Hi Isaac,
here we also have a mixture of embedded and desktop applications. We use
yocto for our embedded devices (Xilinx Zynq, Raspberry Pi, Gumstix).
The SDKs and images are very helpful for (cross platform) CI and deployment.
A first milestone definitly would be having a minimal platform support
for windows, so windows binaries can be built via mingw.
I see 2 steps there:
- cross build on a unix host
- native build on windows
A real Windows SDK support would be awesome (exspecially for deploying
library dependencies)
I think some "zip" images would be a good start for "image"-deployment.
I see the support for WiX-Installer second.
There is already some kind of "first try" with the mingw meta layer at
http://git.yoctoproject.org/cgit.cgi/meta-mingw - but I tried to use it
with our windows projects and failed, since the mingw version there is
extremly old.
Regards
Florian
Am 14.03.2018 um 05:15 schrieb Isaac Nickaein:
I know the idea is wild and possibly not a top priority (or even
priority) of the community, but extending the area of Yocto to support
Windows platform can make it the ubiquitous build system for the
enterprise, especially in embedded companies that have a mixture of
embedded and desktop applications.
In our company, we have adopted Yocto to be our build system for
embedded devices and are starting to use it for constant integration
and version management. It also solves the headache of setting up an
C++ environment by building and provding an SDK that covers a large
set of libraries.
Having a unified build system can hugely simplify the build
management, version control and integration for large organizations
where various platforms are targeted. Yocto has proven to be a great
tool for this and I believe it has potential to cover this area too.
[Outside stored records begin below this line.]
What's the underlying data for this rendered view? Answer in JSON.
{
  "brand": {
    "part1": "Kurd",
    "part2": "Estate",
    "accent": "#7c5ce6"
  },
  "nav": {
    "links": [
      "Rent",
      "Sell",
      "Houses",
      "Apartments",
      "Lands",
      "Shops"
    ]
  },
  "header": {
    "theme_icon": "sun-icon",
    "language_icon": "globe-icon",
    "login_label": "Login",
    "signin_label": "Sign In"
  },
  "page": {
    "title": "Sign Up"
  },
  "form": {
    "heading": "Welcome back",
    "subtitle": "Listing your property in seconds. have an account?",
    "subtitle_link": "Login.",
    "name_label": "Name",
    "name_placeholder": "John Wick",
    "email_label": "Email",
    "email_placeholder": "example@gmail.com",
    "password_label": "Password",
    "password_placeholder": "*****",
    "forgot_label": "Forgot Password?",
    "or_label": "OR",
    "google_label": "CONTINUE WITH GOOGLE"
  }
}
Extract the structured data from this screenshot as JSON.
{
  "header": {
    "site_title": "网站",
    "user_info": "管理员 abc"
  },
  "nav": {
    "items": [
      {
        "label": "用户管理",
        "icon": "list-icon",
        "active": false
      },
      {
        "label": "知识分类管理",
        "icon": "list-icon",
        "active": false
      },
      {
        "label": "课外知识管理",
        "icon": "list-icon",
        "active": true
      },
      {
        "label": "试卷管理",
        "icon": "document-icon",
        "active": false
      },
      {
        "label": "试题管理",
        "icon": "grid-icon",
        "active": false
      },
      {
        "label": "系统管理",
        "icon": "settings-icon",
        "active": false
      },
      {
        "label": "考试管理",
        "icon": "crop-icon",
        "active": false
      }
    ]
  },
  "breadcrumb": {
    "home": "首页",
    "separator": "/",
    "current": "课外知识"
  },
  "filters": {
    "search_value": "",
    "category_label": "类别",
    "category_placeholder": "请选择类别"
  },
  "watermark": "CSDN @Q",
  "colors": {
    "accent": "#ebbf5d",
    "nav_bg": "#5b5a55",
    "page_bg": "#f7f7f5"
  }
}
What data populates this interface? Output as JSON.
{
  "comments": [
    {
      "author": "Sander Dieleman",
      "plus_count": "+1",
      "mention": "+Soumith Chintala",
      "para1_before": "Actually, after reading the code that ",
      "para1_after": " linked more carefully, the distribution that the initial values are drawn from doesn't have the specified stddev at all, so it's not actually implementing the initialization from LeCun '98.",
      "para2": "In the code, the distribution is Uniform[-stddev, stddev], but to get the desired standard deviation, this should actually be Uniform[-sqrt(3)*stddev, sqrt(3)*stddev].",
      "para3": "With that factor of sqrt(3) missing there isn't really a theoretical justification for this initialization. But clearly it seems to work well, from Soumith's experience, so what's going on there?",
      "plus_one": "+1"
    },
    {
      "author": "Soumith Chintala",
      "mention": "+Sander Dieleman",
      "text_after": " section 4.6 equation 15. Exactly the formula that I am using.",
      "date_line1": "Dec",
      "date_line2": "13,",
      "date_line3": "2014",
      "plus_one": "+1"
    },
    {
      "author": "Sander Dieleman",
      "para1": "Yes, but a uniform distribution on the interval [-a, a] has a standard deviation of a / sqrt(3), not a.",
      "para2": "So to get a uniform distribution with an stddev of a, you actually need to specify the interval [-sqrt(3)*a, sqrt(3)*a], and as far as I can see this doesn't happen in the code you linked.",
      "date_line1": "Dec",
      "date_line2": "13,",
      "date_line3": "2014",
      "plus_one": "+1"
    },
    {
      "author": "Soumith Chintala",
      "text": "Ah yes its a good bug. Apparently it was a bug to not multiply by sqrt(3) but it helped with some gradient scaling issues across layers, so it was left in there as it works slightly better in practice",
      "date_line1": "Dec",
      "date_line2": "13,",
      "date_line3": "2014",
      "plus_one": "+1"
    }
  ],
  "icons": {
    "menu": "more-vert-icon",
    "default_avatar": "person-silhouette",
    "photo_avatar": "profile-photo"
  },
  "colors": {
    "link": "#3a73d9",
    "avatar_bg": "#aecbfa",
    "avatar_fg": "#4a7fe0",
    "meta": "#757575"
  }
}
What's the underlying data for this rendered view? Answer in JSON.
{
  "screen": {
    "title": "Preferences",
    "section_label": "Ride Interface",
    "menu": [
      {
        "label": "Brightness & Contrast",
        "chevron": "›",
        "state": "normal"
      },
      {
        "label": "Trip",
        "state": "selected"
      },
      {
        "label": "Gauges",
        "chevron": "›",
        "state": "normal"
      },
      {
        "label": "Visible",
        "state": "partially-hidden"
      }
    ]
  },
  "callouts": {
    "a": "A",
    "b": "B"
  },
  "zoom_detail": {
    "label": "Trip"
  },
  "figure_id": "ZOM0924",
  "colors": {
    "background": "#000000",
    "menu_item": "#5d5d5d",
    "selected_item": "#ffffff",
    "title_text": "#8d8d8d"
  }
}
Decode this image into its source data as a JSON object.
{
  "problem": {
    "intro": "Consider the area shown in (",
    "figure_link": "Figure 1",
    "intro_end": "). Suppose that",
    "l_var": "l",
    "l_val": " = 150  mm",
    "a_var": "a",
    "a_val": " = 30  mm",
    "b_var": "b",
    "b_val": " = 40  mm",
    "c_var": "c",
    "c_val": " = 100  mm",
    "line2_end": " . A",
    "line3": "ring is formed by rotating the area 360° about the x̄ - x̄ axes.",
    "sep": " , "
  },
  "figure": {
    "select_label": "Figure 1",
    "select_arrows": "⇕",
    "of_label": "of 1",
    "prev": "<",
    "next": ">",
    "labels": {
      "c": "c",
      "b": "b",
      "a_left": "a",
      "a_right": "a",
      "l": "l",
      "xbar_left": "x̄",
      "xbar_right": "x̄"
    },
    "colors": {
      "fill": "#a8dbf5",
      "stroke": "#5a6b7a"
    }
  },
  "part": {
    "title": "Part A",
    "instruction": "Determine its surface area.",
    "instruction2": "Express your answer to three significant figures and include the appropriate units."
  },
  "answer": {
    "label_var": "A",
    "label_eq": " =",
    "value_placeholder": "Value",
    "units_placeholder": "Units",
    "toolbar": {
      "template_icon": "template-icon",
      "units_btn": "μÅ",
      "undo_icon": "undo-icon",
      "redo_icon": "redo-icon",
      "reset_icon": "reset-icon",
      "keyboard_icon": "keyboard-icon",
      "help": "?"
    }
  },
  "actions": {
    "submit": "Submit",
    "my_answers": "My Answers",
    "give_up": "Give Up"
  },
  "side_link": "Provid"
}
While Yocto is mainly used to build *images* for embedded targets, for
Windows platform it would be enough to build the binaries for
applications, at the first milestone at least. One can also extend it
to build setup files with tools such as WiX installer scripts. So, it
can be break down into:
1. Supporting a bbclass that creates Windows-compatible binaries. With
the help of compilers like mingw, there is the possibility.
2. Creating an SDK that targets Windows.
3. Adapting recipes to be able to build the sources for Windows (for
the cross-platform sources, this would be straight-forward).
I am not sure how much of effort these steps would take and what are
the obstacles. I would be glad to hear from community on what they
think and why this would or not happen.